I just don’t know how it’s done.

Weaklings do it. Will she forward my mail? Or will I have to telephone and talk to her about that and other things. I guess it helps to have a wife who falls in love with another man and wants a divorce first. But mine is so lacking in initiative of that kind she might never come around to it. I would still have all that packing to do. I have shelves of books from college days with handwritten notes I scribbled in the margins. I probably will never look at them again. Yet I would want to take them with me. I would have to find an apartment, furnish the apartment, make my own dinner most evenings or eat out, get some girl friends I could stand, and sooner or later get married to one of them so that I could start looking forward to a divorce again.

I wish there were someone I could hire by the hour to go through the whole wearying procedure for me from beginning to end, even to experiencing those ritualistic qualms of guilt, concern, and remorse without which a conscience can never feel antiseptically pure again.

I remember a pledge: when Derek reached five, I promised myself, I would go.
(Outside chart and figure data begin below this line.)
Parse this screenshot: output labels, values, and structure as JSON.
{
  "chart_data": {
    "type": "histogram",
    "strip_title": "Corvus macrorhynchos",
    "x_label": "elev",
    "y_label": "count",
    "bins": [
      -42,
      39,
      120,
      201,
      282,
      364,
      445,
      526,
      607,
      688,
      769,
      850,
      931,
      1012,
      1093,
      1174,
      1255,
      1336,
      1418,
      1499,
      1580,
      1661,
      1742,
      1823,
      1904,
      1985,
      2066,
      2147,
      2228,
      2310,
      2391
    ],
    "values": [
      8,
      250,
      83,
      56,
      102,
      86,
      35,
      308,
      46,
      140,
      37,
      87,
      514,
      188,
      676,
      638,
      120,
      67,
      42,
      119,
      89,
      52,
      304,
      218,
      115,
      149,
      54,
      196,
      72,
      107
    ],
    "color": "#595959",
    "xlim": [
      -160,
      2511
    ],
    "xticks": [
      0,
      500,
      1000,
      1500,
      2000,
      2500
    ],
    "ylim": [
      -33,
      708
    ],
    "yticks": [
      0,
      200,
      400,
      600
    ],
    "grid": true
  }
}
What irony! (All I did was fuck her once, and now I am saddled with him.) It isn’t his fault. Even without him, I’d still be unable to go; and even if he were normal, I would want to. I will always want to.

I yearn to.

I do have dreams about divorce. I want to leave my home but I’m unable to. Even when they let me. (They always let me. I don’t go. I don’t want them to let me.) I’m unable to get anywhere. I want to speak but I’m unable to. People leave messages for me and I am unable to get back to them. I have to take a test and I am unprepared. All term long I have been unable to find my way into the correct classroom. The lessons have proceeded without me. The term is ending. I have trouble finding my way to the correct examination room. Every building I enter is wrong. Time is passing. I will fail.

I would not even know how to begin if I had to begin with a straight face. I don’t think I’d be able
to make all those necessary pompous statements without cracking a smile. I think I might actually burst out laughing. I think a man like me would have to fly way off the handle into the wildest emotional state to get it done, go mad, utterly berserk, for an hour or two and give no thought at all to mail, children, books, underwear, and pinstripe suits. Man can live without a pinstripe suit, if he has to. All it would take is enough rage to throw together a small suitcase, checkbook, passport, credit cards. Even then, there would be no guarantee.

Not for me.

Suppose, for example, one of the children, even Derek (perhaps especially Derek), came to the doorway to watch while I was packing. How could I go on?

Or suppose my wife, whom I’ve known so many years now, simply walked into the room when I was almost finished and said:

“Please don’t go.”

I don’t think I could (I would probably miss her.) She wants me to tell her I love her. I won’t. A reason I won’t is that I know she wants me to. This is one advantage I have over her that I am still able to hang on to.